Kısa bir süre öncesine kadar Hafter’in liderliğindeki Libya Ulusal Ordusunun (LUO) ülkenin başkenti Trablus’u ele geçirip kontrol edeceği beklentisi hakim iken, ordu birkaç kilometre geri çekildiğini açıkladı. Önemli bir askeri üssü de kaybetti.

ABD, TÜRKİYE ÜZERİNDEN DAHİL OLUYOR

Öte yandan Kuzey Afrika’nın “petrol tankeri” sayılan Libya’da bu kadar gücün karıştığı bir savaşın kısa sürede biteceğini beklemek gerçekçi olmazdı. Zira son günlerde Alman basınında yer alan haberlere göre de, ABD’nin de Türkiye üzerinden sürece dahil olmaya çalıştığı ifade ediliyor.

Suriye sahasında aynı cephede yer alan Türkiye ve Rusya ise uzun süredir Libya’da karşı cephelerde yer alıyor.
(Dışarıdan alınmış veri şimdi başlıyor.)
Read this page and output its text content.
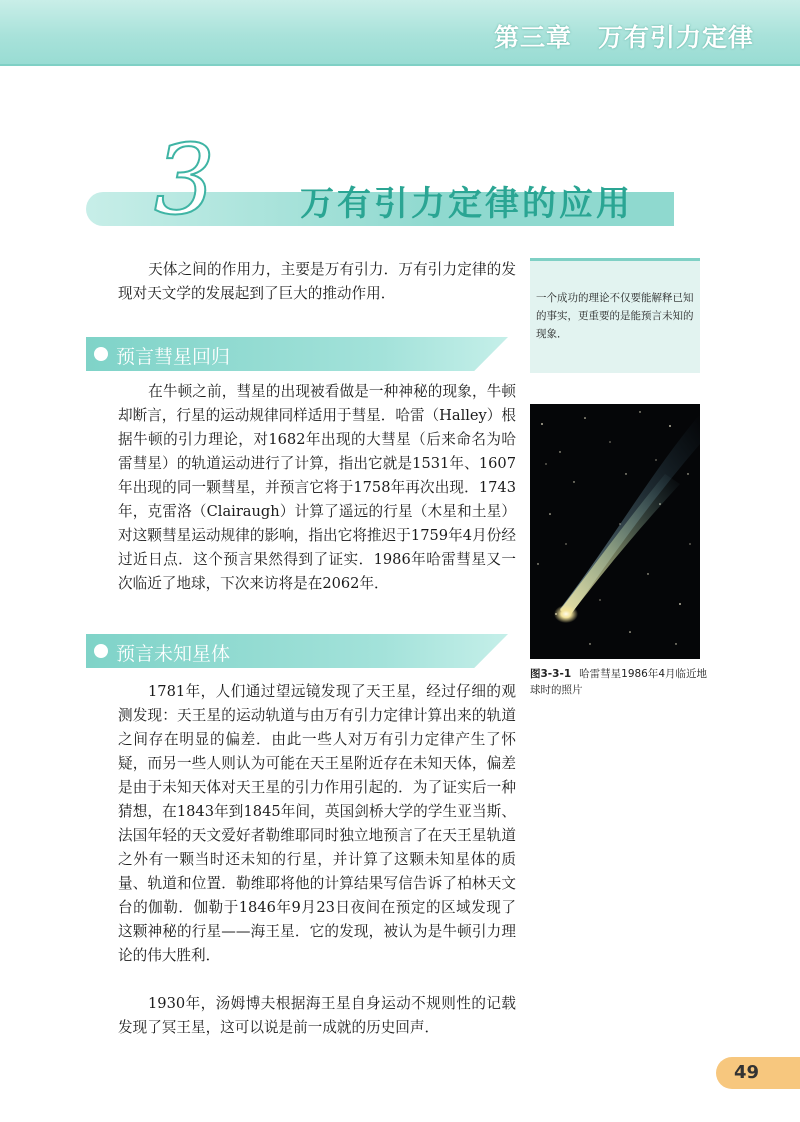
第三章　万有引力定律
3 万有引力定律的应用
天体之间的作用力，主要是万有引力．万有引力定律的发现对天文学的发展起到了巨大的推动作用．	一个成功的理论不仅要能解释已知的事实，更重要的是能预言未知的现象．
预言彗星回归
在牛顿之前，彗星的出现被看做是一种神秘的现象，牛顿却断言，行星的运动规律同样适用于彗星．哈雷（Halley）根据牛顿的引力理论，对1682年出现的大彗星（后来命名为哈雷彗星）的轨道运动进行了计算，指出它就是1531年、1607年出现的同一颗彗星，并预言它将于1758年再次出现．1743年，克雷洛（Clairaugh）计算了遥远的行星（木星和土星）对这颗彗星运动规律的影响，指出它将推迟于1759年4月份经过近日点．这个预言果然得到了证实．1986年哈雷彗星又一次临近了地球，下次来访将是在2062年．
预言未知星体
1781年，人们通过望远镜发现了天王星，经过仔细的观测发现：天王星的运动轨道与由万有引力定律计算出来的轨道之间存在明显的偏差．由此一些人对万有引力定律产生了怀疑，而另一些人则认为可能在天王星附近存在未知天体，偏差是由于未知天体对天王星的引力作用引起的．为了证实后一种猜想，在1843年到1845年间，英国剑桥大学的学生亚当斯、法国年轻的天文爱好者勒维耶同时独立地预言了在天王星轨道之外有一颗当时还未知的行星，并计算了这颗未知星体的质量、轨道和位置．勒维耶将他的计算结果写信告诉了柏林天文台的伽勒．伽勒于1846年9月23日夜间在预定的区域发现了这颗神秘的行星——海王星．它的发现，被认为是牛顿引力理论的伟大胜利．
1930年，汤姆博夫根据海王星自身运动不规则性的记载发现了冥王星，这可以说是前一成就的历史回声．
图3-3-1 哈雷彗星1986年4月临近地球时的照片
49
Her iki ülke, Suriye’deki dengeleri de sarsmaması için ateşkes çağrısı yaptı ve Birleşmiş Milletler gözetiminde barış sürecinin başlatılmasından yana olduklarını açıkladı. Rusya ve Türkiye dışişleri bakanlarının geçen hafta yaptığı ateşkes çağrısı ise şimdilik karşılık bulmadı. 

ALMAN BASININDA LİBYA

Libya’da olup bitenler adeta Suriye’nin devamı gibi görünüyor. Özellikle de Türkiye yönetiminin müdahalesi açısından. Bir çok medya analizinde de olduğu gibi Der Spiegel dergisi de, “Tuzakta” (In der Falle) başlıklı haber-yorumda Serrac’a bağlı güçlerin Halife Hafter karşısında güç kazanmasında Türkiye’nin büyük bir rol oynadığını yazdı. 

Türkiye’nin Serrac Hükümeti ile imzaladığı anlaşmayla Doğu Akdeniz’den Avrupa’ya doğal gaz akışını engelleme yönündeki hamle, aynı zamanda gereklerini yapmayı da beraberinde getiriyor. Dergi, bu çerçevede öncelikle Serrac’a bağlı güçlere silah sevkiyatına Berlin Konferansından beş gün sonra başlandığını; 24 Ocak 2020’de Mersin Limanından içinde panzerlerin olduğu bir geminin Libya’ya doğru yola çıktığını yazdı. 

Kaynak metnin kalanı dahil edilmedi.